I think Marshmallow has IBD and several people here mentioned I could put her on budesonide instead of prenisolone. Apparently it won't raise her BG. That might be worth discussing with your vet if she doesn't do well after you stop the pred. Good luck!
 
Vivian's diabetes most likely is pred induced. My understanding of budesonide is that it is less likely to cause diabetes because is works directly on the intestine and not systemically.

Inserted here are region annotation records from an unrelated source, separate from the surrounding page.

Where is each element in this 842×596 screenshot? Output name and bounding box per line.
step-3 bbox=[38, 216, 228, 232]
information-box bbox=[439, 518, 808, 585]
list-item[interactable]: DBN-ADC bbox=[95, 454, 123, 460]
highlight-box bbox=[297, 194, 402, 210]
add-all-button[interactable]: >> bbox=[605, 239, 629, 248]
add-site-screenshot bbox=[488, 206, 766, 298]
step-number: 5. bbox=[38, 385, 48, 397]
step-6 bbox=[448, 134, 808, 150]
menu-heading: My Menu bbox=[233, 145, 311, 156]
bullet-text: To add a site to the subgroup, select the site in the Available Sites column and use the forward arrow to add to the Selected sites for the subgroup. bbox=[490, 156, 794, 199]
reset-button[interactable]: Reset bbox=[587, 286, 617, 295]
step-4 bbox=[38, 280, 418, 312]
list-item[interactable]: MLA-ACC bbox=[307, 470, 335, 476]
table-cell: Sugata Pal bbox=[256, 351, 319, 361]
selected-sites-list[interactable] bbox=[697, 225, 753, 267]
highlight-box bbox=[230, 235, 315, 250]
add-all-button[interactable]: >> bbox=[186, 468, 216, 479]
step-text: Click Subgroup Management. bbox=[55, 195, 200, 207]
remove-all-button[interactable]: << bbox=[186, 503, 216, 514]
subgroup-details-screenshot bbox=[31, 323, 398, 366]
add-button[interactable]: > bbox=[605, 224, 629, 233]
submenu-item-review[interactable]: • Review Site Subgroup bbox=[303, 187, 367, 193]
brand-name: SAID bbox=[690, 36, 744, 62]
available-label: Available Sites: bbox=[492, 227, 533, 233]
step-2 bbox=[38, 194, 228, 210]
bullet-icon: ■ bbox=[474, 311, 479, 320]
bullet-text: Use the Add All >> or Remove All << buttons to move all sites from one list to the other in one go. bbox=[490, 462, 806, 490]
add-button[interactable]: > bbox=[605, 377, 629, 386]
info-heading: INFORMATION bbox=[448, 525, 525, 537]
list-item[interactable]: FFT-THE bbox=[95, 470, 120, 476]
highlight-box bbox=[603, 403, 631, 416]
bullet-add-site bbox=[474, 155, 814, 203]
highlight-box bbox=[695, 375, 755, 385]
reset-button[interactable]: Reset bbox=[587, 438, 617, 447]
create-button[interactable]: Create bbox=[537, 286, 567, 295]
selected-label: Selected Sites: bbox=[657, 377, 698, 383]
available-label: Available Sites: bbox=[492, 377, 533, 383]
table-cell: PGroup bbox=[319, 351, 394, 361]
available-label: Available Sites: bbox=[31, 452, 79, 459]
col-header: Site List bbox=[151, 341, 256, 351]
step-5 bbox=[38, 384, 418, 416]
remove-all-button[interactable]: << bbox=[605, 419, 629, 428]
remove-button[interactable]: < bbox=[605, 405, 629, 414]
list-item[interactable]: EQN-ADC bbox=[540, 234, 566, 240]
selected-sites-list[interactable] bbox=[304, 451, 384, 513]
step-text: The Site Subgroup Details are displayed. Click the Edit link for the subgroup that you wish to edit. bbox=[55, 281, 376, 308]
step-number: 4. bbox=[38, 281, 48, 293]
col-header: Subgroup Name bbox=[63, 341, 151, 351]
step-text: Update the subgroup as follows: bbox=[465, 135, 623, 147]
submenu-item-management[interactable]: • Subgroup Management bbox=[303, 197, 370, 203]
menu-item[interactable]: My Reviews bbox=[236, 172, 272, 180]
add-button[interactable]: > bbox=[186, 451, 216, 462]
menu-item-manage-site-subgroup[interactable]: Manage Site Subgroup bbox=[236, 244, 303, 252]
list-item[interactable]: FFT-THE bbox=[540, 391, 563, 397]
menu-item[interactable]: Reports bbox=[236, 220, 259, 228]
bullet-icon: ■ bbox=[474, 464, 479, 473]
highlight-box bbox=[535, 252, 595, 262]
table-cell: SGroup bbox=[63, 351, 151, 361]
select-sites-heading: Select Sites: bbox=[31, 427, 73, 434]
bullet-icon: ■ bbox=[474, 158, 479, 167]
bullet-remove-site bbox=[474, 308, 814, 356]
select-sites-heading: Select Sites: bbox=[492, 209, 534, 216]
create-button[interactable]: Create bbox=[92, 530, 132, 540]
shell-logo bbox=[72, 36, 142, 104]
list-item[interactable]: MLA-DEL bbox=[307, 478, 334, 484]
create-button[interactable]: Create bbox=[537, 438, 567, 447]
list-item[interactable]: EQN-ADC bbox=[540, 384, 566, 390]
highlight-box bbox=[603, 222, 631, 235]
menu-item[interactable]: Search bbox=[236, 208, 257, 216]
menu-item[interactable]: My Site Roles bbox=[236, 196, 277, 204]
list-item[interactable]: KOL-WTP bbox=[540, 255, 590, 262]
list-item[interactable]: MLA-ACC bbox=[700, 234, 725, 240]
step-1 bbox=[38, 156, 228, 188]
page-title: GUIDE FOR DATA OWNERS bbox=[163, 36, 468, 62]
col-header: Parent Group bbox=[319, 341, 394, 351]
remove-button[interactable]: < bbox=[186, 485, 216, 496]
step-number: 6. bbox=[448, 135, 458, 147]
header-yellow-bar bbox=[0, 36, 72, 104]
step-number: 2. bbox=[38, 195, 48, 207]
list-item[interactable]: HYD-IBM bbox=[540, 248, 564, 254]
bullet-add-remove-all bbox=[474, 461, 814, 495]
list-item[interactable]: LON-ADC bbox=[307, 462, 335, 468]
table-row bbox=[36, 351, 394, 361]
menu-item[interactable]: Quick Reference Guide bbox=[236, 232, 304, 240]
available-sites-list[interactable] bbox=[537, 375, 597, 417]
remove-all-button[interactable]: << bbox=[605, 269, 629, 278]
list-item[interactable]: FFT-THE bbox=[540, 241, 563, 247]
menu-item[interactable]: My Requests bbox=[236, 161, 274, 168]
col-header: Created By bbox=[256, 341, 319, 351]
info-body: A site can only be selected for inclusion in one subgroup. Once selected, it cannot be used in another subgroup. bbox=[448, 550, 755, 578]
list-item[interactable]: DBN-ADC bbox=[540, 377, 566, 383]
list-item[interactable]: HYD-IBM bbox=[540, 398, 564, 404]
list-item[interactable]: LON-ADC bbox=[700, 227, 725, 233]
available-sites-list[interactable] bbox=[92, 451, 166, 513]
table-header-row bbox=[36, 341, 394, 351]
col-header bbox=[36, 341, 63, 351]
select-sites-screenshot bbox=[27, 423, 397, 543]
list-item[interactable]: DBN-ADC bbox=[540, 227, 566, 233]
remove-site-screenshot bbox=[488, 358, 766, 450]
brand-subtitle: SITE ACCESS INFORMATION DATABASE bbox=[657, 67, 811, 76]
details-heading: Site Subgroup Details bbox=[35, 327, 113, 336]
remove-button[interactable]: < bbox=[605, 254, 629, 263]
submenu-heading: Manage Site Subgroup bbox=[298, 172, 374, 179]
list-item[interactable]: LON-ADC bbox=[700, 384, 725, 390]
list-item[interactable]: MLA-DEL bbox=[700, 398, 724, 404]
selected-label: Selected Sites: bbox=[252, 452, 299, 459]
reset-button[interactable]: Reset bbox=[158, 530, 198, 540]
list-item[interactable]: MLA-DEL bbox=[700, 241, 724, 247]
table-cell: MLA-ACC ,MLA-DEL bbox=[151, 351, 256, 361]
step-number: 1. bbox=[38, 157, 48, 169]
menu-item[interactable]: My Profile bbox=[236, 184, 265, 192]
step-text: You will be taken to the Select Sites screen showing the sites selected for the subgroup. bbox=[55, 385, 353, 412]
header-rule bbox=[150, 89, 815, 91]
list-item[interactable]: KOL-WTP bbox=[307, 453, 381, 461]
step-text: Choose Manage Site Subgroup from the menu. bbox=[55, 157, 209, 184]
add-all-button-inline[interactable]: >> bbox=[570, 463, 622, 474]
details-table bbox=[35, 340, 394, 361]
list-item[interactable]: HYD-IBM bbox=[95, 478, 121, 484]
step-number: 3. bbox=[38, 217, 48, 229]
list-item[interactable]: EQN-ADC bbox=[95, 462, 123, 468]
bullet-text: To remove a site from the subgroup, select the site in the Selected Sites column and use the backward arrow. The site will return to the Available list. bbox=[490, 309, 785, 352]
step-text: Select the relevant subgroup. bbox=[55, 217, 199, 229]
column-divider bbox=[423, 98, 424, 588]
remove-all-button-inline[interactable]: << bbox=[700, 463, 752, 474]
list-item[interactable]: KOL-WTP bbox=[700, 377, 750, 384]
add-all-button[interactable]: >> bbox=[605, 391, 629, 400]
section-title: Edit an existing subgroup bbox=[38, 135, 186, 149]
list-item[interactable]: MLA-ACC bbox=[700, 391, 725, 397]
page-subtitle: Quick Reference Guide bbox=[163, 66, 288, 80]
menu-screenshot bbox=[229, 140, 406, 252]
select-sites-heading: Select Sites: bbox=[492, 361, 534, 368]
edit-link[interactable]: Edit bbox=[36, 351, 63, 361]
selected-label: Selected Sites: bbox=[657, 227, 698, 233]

I have mentioned it to my primary vet in an email, but neither she nor the internal med specialist have recommended it, in fact they recommended chlorambucil. I think any time a cat presents with diabetes, any steroid is not advisable if you can avoid it, it can cause side effects similar to pred, and I understand it is very expensive. That said, if the cat is in need of something for inflammation, and you can afford it, budesonide may be your best option. It would be interesting to hear what your vet has to say about the idea.
 
Chlorambucil pills are very expensive. You can get chlorambucil compounded into capsules or even a liquid and it is a lot less expensive. Pharmacies that do that include Roadrunner and Diamondback.
 
Yes Vivian takes 1.8 mg capsules compounded generic chlorambucil, which is considerably less expensive than brand name chlorambucil, called Leukeran. It's nuts - $11 or $12 per pill - and you can't have generic chlorambucil compounded into 2 mg capsules b/c that's the dose Leukeran sells. So you have to get random doses like 1.8 mg or 2.2 mg for tons less $$ - crazy.